Sowjetische Kriegsgefangene, die danach exekutiert
wurden, mussten 34 riesige Massengräber öffnen,
hinabsteigen, mit Haken die verwesenden Leichen
herausholen und sie zu Scheiterhaufen stapeln. Als
die Rote Armee näher kam, wurden die letzten Juden
in Maly Trostinez in eine Scheune getrieben und
bei lebendigem Leib zwischen Lagen von Holz geschichtet
und angezündet. Diese Aktionen hatte der Tiroler
SS-Mann Rieder nach Aussagen von Überlebenden geleitet.
Von Rieder verlor sich nach 1945 jede Spur.
In der Wiener Leopoldstadt
und anderen Wiener Bezirken wurden in den vergangenen
Jahren zur Erinnerung an die Opfer des Holocaust
Gedenkplaketten in die Gehsteige eingelassen, meist
auf private Initiative der Nachkommen oder der Hausgemeinschaft.

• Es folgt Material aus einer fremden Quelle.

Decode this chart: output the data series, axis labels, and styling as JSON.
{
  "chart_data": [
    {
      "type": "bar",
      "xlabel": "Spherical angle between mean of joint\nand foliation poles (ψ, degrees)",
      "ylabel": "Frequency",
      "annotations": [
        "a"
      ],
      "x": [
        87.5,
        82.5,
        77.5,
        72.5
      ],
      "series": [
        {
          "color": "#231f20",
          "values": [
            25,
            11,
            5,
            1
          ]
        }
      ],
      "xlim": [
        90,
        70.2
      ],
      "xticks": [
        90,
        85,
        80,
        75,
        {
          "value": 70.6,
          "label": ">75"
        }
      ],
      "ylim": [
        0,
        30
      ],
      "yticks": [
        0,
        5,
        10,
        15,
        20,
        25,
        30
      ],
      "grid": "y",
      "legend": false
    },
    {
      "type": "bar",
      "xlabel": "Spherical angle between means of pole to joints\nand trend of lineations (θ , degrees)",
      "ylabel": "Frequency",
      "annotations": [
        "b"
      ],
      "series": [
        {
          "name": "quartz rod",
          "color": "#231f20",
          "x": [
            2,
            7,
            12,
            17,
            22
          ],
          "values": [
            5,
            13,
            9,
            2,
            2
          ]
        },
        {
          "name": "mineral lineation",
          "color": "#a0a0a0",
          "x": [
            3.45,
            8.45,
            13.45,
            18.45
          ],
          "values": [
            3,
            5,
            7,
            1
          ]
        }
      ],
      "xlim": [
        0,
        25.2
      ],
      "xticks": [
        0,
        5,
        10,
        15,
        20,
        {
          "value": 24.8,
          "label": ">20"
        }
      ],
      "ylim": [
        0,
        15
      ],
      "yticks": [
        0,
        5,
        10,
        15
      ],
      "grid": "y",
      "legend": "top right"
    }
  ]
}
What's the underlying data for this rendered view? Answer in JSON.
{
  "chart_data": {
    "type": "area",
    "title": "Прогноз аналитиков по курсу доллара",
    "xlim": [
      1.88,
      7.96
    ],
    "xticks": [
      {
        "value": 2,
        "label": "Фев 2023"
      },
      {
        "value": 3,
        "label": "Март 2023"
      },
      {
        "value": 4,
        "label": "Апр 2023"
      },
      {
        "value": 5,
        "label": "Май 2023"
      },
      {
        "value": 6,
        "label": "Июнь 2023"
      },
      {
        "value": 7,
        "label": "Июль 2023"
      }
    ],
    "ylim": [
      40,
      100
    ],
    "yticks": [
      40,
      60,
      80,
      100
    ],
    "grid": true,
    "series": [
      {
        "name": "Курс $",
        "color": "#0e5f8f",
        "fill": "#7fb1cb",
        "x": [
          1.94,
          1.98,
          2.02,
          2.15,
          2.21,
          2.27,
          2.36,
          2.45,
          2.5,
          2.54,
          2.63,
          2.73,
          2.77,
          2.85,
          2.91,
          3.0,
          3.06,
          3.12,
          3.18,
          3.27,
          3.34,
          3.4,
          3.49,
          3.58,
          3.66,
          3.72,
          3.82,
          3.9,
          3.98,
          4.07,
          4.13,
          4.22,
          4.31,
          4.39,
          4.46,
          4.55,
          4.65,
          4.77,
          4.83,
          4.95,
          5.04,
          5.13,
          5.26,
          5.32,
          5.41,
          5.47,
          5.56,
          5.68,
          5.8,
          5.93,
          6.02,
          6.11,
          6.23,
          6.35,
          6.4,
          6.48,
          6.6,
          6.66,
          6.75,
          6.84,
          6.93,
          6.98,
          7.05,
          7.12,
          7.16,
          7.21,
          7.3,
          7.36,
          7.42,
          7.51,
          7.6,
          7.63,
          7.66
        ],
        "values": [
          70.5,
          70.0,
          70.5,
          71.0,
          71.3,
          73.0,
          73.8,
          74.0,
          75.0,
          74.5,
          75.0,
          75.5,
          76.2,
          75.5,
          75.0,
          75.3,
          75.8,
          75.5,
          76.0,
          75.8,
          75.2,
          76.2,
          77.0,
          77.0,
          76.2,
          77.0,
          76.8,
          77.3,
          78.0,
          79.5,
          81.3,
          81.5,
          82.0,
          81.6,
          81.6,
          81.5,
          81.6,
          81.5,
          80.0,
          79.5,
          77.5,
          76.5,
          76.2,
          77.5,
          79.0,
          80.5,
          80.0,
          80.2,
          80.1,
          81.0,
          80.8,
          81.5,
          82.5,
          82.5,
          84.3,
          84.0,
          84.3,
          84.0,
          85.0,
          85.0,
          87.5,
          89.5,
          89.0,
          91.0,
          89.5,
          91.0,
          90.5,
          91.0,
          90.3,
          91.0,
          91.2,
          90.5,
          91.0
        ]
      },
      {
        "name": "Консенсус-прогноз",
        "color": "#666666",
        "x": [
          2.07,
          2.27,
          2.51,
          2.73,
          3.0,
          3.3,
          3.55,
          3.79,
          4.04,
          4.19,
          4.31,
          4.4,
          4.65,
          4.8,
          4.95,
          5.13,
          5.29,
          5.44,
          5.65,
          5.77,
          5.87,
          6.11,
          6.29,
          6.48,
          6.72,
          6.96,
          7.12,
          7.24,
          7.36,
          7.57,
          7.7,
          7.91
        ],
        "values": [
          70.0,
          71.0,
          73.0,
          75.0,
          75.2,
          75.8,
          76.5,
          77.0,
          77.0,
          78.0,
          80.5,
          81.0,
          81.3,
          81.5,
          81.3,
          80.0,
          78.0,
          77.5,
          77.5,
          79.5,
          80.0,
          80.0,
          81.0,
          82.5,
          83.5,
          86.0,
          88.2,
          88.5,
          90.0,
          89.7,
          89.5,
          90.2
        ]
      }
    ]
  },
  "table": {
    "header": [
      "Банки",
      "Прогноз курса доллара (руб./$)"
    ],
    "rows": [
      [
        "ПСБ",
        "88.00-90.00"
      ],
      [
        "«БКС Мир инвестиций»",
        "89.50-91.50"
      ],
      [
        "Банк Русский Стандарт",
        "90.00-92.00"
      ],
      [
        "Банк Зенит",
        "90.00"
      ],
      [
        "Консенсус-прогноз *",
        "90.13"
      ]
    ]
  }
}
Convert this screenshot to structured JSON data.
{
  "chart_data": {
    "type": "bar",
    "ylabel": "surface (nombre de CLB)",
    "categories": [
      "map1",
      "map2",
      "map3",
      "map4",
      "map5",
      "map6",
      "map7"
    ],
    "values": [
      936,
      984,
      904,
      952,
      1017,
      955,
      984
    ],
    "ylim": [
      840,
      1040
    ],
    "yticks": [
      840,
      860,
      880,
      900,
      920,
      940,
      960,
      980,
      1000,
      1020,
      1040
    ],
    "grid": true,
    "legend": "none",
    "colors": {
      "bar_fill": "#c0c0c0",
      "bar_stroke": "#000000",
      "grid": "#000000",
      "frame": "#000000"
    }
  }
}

Viele dieser Messingplatten geben den Todesort Minsk
und Maly Trostinez an. Was sich hinter diesen Orten
verbirgt, ist wenig bekannt. Die Generalsekretärin
des Gedenkvereins "IM-MER“, Waltraud Barton, lud vergangene Woche zu einer Konferenz über Maly Trostinez.
In der ersten Reihe saß Margit Fischer, die Frau
des Bundespräsidenten. Mit Tränen in den Augen.